The majority of this research has focused on the holobasidium. However, only the Agaricales and Aphyllophorales have been thoroughly investigated. Even in Coprinus, possibly the best-researched genus, the cytoplasmic processes in holobasidial development are not entirely understood. Although there has been a significant rise in articles on phragmobasidial ultrastructure in recent years, a thorough explanation of the cytoplasmic processes in phragmobasidial formation remains absent.
Basidiospore Discharge Mechanism
The basidiospores in most Basidiomycota are ballistospores, which are aggressively released. The propulsive force is generated by a rapid shift in the spore's centre of gravity. The main factors responsible for forcible discharge are Buller's drop, attachment of the spore to sterigmata and the presence of a hygroscopic region on the surface of the basidiospores.
The Buller's drop is a fluid droplet accumulated on the spore's hilar appendage or proximal region. The spore is attached to the tip of the sterigma through an offset attachment. Basidiospore discharge can occur only once enough water vapour has formed on the spore.

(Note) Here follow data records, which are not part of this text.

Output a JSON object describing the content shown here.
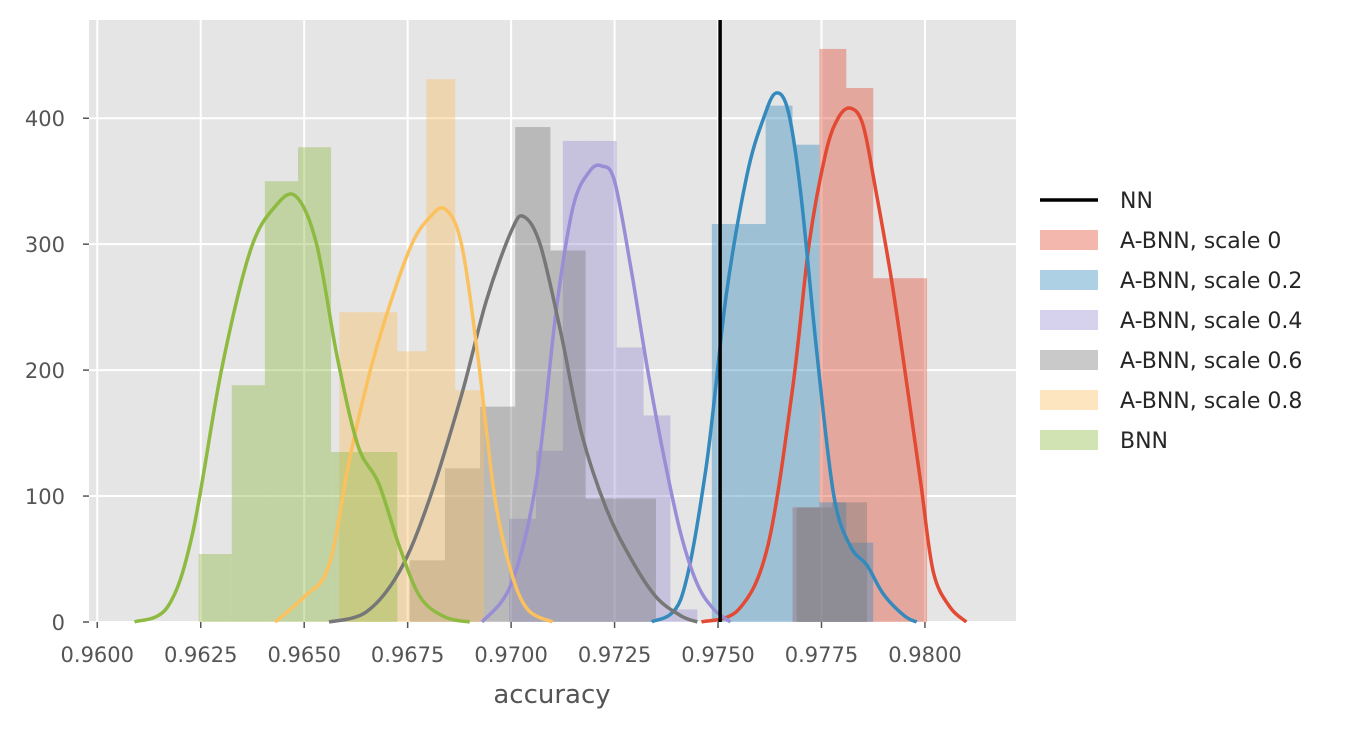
{
  "chart_data": {
    "type": "histogram+kde",
    "xlabel": "accuracy",
    "ylabel": "",
    "xlim": [
      0.9598,
      0.9822
    ],
    "ylim": [
      0,
      478
    ],
    "x_ticks": [
      "0.9600",
      "0.9625",
      "0.9650",
      "0.9675",
      "0.9700",
      "0.9725",
      "0.9750",
      "0.9775",
      "0.9800"
    ],
    "x_tick_values": [
      0.96,
      0.9625,
      0.965,
      0.9675,
      0.97,
      0.9725,
      0.975,
      0.9775,
      0.98
    ],
    "y_ticks": [
      "0",
      "100",
      "200",
      "300",
      "400"
    ],
    "y_tick_values": [
      0,
      100,
      200,
      300,
      400
    ],
    "grid": true,
    "legend_position": "right",
    "reference_line": {
      "name": "NN",
      "x": 0.97505,
      "color": "#000000"
    },
    "series": [
      {
        "name": "A-BNN, scale 0",
        "color": "#E24A33",
        "bin_edges": [
          0.9768,
          0.97745,
          0.9781,
          0.97875,
          0.9794,
          0.98005
        ],
        "counts": [
          91,
          455,
          424,
          273,
          273
        ],
        "kde_x": [
          0.9746,
          0.9755,
          0.9762,
          0.9768,
          0.9772,
          0.9776,
          0.9779,
          0.9782,
          0.9785,
          0.9788,
          0.9792,
          0.9796,
          0.9799,
          0.9802,
          0.9806,
          0.981
        ],
        "kde_y": [
          0,
          10,
          60,
          185,
          300,
          372,
          400,
          408,
          395,
          345,
          270,
          180,
          110,
          40,
          12,
          0
        ]
      },
      {
        "name": "A-BNN, scale 0.2",
        "color": "#348ABD",
        "bin_edges": [
          0.97485,
          0.9755,
          0.97615,
          0.9768,
          0.97745,
          0.9781,
          0.97875
        ],
        "counts": [
          316,
          316,
          410,
          379,
          95,
          63
        ],
        "kde_x": [
          0.9734,
          0.9741,
          0.9747,
          0.9752,
          0.9757,
          0.9761,
          0.9764,
          0.9767,
          0.977,
          0.9774,
          0.9778,
          0.9782,
          0.9786,
          0.979,
          0.9795,
          0.9798
        ],
        "kde_y": [
          0,
          18,
          120,
          260,
          355,
          400,
          420,
          405,
          340,
          210,
          100,
          60,
          45,
          22,
          5,
          0
        ]
      },
      {
        "name": "A-BNN, scale 0.4",
        "color": "#988ED5",
        "bin_edges": [
          0.96995,
          0.9706,
          0.97125,
          0.9719,
          0.97255,
          0.9732,
          0.97385,
          0.9745
        ],
        "counts": [
          82,
          136,
          382,
          382,
          218,
          164,
          10
        ],
        "kde_x": [
          0.9693,
          0.97,
          0.9706,
          0.9711,
          0.9715,
          0.9719,
          0.9722,
          0.9725,
          0.9729,
          0.9733,
          0.9737,
          0.9741,
          0.9745,
          0.9749,
          0.9753
        ],
        "kde_y": [
          0,
          30,
          110,
          250,
          330,
          358,
          362,
          350,
          280,
          200,
          130,
          70,
          30,
          10,
          0
        ]
      },
      {
        "name": "A-BNN, scale 0.6",
        "color": "#777777",
        "bin_edges": [
          0.96755,
          0.9684,
          0.96925,
          0.9701,
          0.97095,
          0.9718,
          0.97265,
          0.9735,
          0.97435,
          0.9752,
          0.97605,
          0.9769,
          0.97775,
          0.9786
        ],
        "counts": [
          49,
          122,
          171,
          393,
          295,
          98,
          98,
          0,
          0,
          0,
          0,
          91,
          95,
          63
        ],
        "kde_x": [
          0.9656,
          0.9665,
          0.9673,
          0.968,
          0.9688,
          0.9694,
          0.97,
          0.9703,
          0.9707,
          0.9712,
          0.9717,
          0.9723,
          0.9729,
          0.9735,
          0.9741,
          0.9745
        ],
        "kde_y": [
          0,
          8,
          40,
          95,
          180,
          255,
          310,
          322,
          300,
          230,
          150,
          90,
          50,
          20,
          5,
          0
        ]
      },
      {
        "name": "A-BNN, scale 0.8",
        "color": "#FBC15E",
        "bin_edges": [
          0.96585,
          0.96655,
          0.96725,
          0.96795,
          0.96865,
          0.96935
        ],
        "counts": [
          246,
          246,
          215,
          431,
          184
        ],
        "kde_x": [
          0.9643,
          0.965,
          0.9656,
          0.9661,
          0.9666,
          0.9671,
          0.9676,
          0.968,
          0.9684,
          0.9688,
          0.9692,
          0.9696,
          0.97,
          0.9704,
          0.971
        ],
        "kde_y": [
          0,
          20,
          45,
          130,
          200,
          255,
          300,
          320,
          328,
          300,
          210,
          100,
          40,
          10,
          0
        ]
      },
      {
        "name": "BNN",
        "color": "#8EBA42",
        "bin_edges": [
          0.96245,
          0.96325,
          0.96405,
          0.96485,
          0.96565,
          0.96645,
          0.96725
        ],
        "counts": [
          54,
          188,
          350,
          377,
          135,
          135
        ],
        "kde_x": [
          0.9609,
          0.9617,
          0.9623,
          0.963,
          0.9637,
          0.9643,
          0.9648,
          0.9653,
          0.9658,
          0.9663,
          0.9668,
          0.9673,
          0.9678,
          0.9684,
          0.969
        ],
        "kde_y": [
          0,
          12,
          70,
          200,
          295,
          330,
          338,
          300,
          210,
          140,
          110,
          60,
          20,
          4,
          0
        ]
      }
    ]
  }
}
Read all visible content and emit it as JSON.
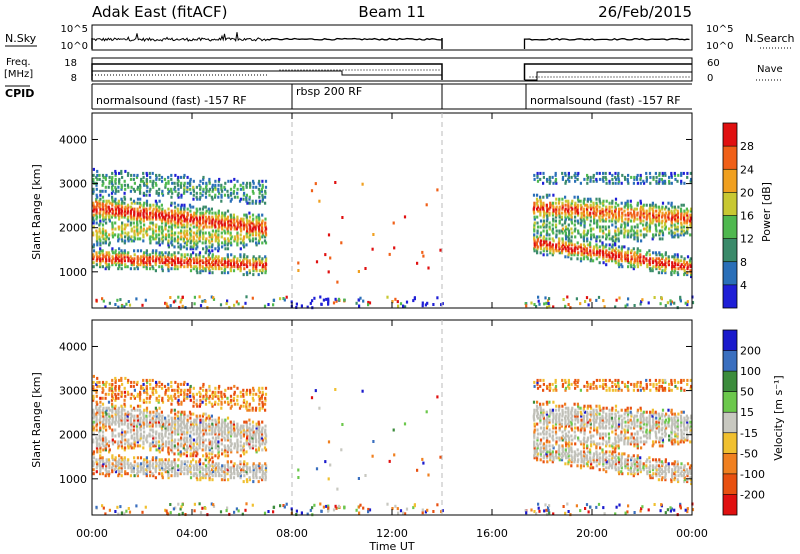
{
  "header": {
    "station": "Adak East (fitACF)",
    "beam": "Beam 11",
    "date": "26/Feb/2015"
  },
  "labels": {
    "nsky": "N.Sky",
    "nsearch": "N.Search",
    "freq": "Freq.",
    "freq_unit": "[MHz]",
    "nave": "Nave",
    "cpid": "CPID",
    "time_axis": "Time UT",
    "slant_range": "Slant Range [km]",
    "power_label": "Power [dB]",
    "velocity_label": "Velocity [m s⁻¹]"
  },
  "noise_panel": {
    "left_ticks": [
      "10^5",
      "10^0"
    ],
    "right_ticks": [
      "10^5",
      "10^0"
    ]
  },
  "freq_panel": {
    "left_ticks": [
      "18",
      "8"
    ],
    "right_ticks": [
      "60",
      "0"
    ]
  },
  "cpid_segments": [
    {
      "label": "normalsound (fast) -157 RF",
      "start_h": 0,
      "end_h": 8
    },
    {
      "label": "rbsp 200 RF",
      "start_h": 8,
      "end_h": 14
    },
    {
      "label": "normalsound (fast) -157 RF",
      "start_h": 17.3,
      "end_h": 24
    }
  ],
  "chart_data": [
    {
      "type": "heatmap",
      "name": "power",
      "xlabel": "Time UT",
      "ylabel": "Slant Range [km]",
      "x_ticks": [
        "00:00",
        "04:00",
        "08:00",
        "12:00",
        "16:00",
        "20:00",
        "00:00"
      ],
      "x_tick_hours": [
        0,
        4,
        8,
        12,
        16,
        20,
        24
      ],
      "xlim": [
        0,
        24
      ],
      "y_ticks": [
        1000,
        2000,
        3000,
        4000
      ],
      "ylim": [
        180,
        4600
      ],
      "colorbar": {
        "label": "Power [dB]",
        "ticks": [
          4,
          8,
          12,
          16,
          20,
          24,
          28
        ],
        "range": [
          0,
          32
        ],
        "colors": [
          "#1f1fd6",
          "#2a6fb8",
          "#3a8a6a",
          "#4fb84f",
          "#c8c832",
          "#f0a020",
          "#f06018",
          "#e01010"
        ]
      },
      "data_gap_hours": [
        14.0,
        17.3
      ],
      "vertical_markers_h": [
        8,
        14
      ]
    },
    {
      "type": "heatmap",
      "name": "velocity",
      "xlabel": "Time UT",
      "ylabel": "Slant Range [km]",
      "x_ticks": [
        "00:00",
        "04:00",
        "08:00",
        "12:00",
        "16:00",
        "20:00",
        "00:00"
      ],
      "x_tick_hours": [
        0,
        4,
        8,
        12,
        16,
        20,
        24
      ],
      "xlim": [
        0,
        24
      ],
      "y_ticks": [
        1000,
        2000,
        3000,
        4000
      ],
      "ylim": [
        180,
        4600
      ],
      "colorbar": {
        "label": "Velocity [m s⁻¹]",
        "ticks": [
          200,
          100,
          50,
          15,
          -15,
          -50,
          -100,
          -200
        ],
        "colors": [
          "#1a1acc",
          "#3a6fbf",
          "#3c8c3c",
          "#6cc84c",
          "#c8c8c0",
          "#f0c030",
          "#f08020",
          "#e85010",
          "#e01010"
        ]
      },
      "ground_scatter_color": "#c0c0b8",
      "data_gap_hours": [
        14.0,
        17.3
      ],
      "vertical_markers_h": [
        8,
        14
      ]
    }
  ]
}
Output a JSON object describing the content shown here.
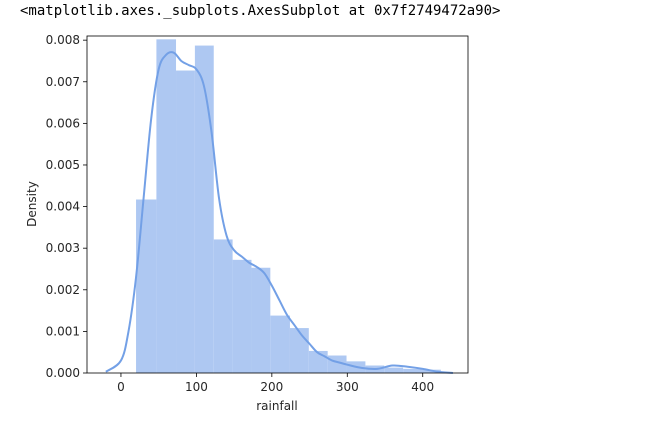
{
  "output_cell": {
    "repr_text": "<matplotlib.axes._subplots.AxesSubplot at 0x7f2749472a90>"
  },
  "colors": {
    "bar_fill": "#aec8f2",
    "kde_line": "#73a0e6",
    "axes": "#000000",
    "text": "#262626"
  },
  "chart_data": {
    "type": "bar",
    "subtype": "histogram_with_kde",
    "xlabel": "rainfall",
    "ylabel": "Density",
    "title": "",
    "xlim": [
      -45,
      460
    ],
    "ylim": [
      0,
      0.0081
    ],
    "xticks": [
      0,
      100,
      200,
      300,
      400
    ],
    "xtick_labels": [
      "0",
      "100",
      "200",
      "300",
      "400"
    ],
    "yticks": [
      0.0,
      0.001,
      0.002,
      0.003,
      0.004,
      0.005,
      0.006,
      0.007,
      0.008
    ],
    "ytick_labels": [
      "0.000",
      "0.001",
      "0.002",
      "0.003",
      "0.004",
      "0.005",
      "0.006",
      "0.007",
      "0.008"
    ],
    "bins": [
      {
        "x0": 20,
        "x1": 47,
        "density": 0.00417
      },
      {
        "x0": 47,
        "x1": 73,
        "density": 0.00802
      },
      {
        "x0": 73,
        "x1": 98,
        "density": 0.00727
      },
      {
        "x0": 98,
        "x1": 123,
        "density": 0.00787
      },
      {
        "x0": 123,
        "x1": 148,
        "density": 0.00321
      },
      {
        "x0": 148,
        "x1": 173,
        "density": 0.00272
      },
      {
        "x0": 173,
        "x1": 198,
        "density": 0.00253
      },
      {
        "x0": 198,
        "x1": 224,
        "density": 0.00138
      },
      {
        "x0": 224,
        "x1": 249,
        "density": 0.00108
      },
      {
        "x0": 249,
        "x1": 274,
        "density": 0.00053
      },
      {
        "x0": 274,
        "x1": 299,
        "density": 0.00042
      },
      {
        "x0": 299,
        "x1": 324,
        "density": 0.00028
      },
      {
        "x0": 324,
        "x1": 349,
        "density": 0.00018
      },
      {
        "x0": 349,
        "x1": 374,
        "density": 0.00013
      },
      {
        "x0": 374,
        "x1": 399,
        "density": 0.0001
      },
      {
        "x0": 399,
        "x1": 424,
        "density": 8e-05
      }
    ],
    "kde": {
      "x": [
        -20,
        0,
        10,
        20,
        30,
        40,
        50,
        60,
        70,
        80,
        90,
        100,
        110,
        120,
        130,
        140,
        150,
        160,
        170,
        180,
        190,
        200,
        210,
        220,
        230,
        240,
        250,
        260,
        270,
        280,
        290,
        300,
        320,
        340,
        360,
        380,
        400,
        420,
        440
      ],
      "y": [
        3e-05,
        0.0003,
        0.001,
        0.0023,
        0.0042,
        0.0061,
        0.0073,
        0.00765,
        0.0077,
        0.0075,
        0.0074,
        0.0073,
        0.0069,
        0.0058,
        0.0042,
        0.0033,
        0.00295,
        0.0028,
        0.00265,
        0.00255,
        0.0024,
        0.0021,
        0.00175,
        0.0014,
        0.00115,
        0.0009,
        0.0007,
        0.0005,
        0.0004,
        0.0003,
        0.00025,
        0.0002,
        0.00012,
        0.0001,
        0.00018,
        0.00015,
        0.0001,
        3e-05,
        0.0
      ]
    },
    "grid": false
  }
}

When a basidiospore matures, sugars in the cell wall begin to function as condensation loci for water vapour in the air. Two distinct condensation areas are necessary. Buller's drop gathers as a huge, nearly spherical water droplet at the pointy tip of the spore (the hilum) closest to the supporting basidium.
Condensation happens as a thin coating on the adaxial face of the spore at the same moment. When these two bodies of water collide, the release of surface tension and the abrupt change in the centre of mass cause the basidiospore to discharge. The spore's initial acceleration is expected to reach over 10,000 g.
Discharge Of Spores
Some basidiomycetes cannot eject their basidiospores but continue to generate them. Spore dispersion happens via distinct discharge mechanisms in each of these categories.
As an example:
In these circumstances, the basidiospore usually lacks a hilar appendage, and there is no forced release. Each occurrence indicates a unique evolutionary loss of the basidiomycete forceful discharge mechanism.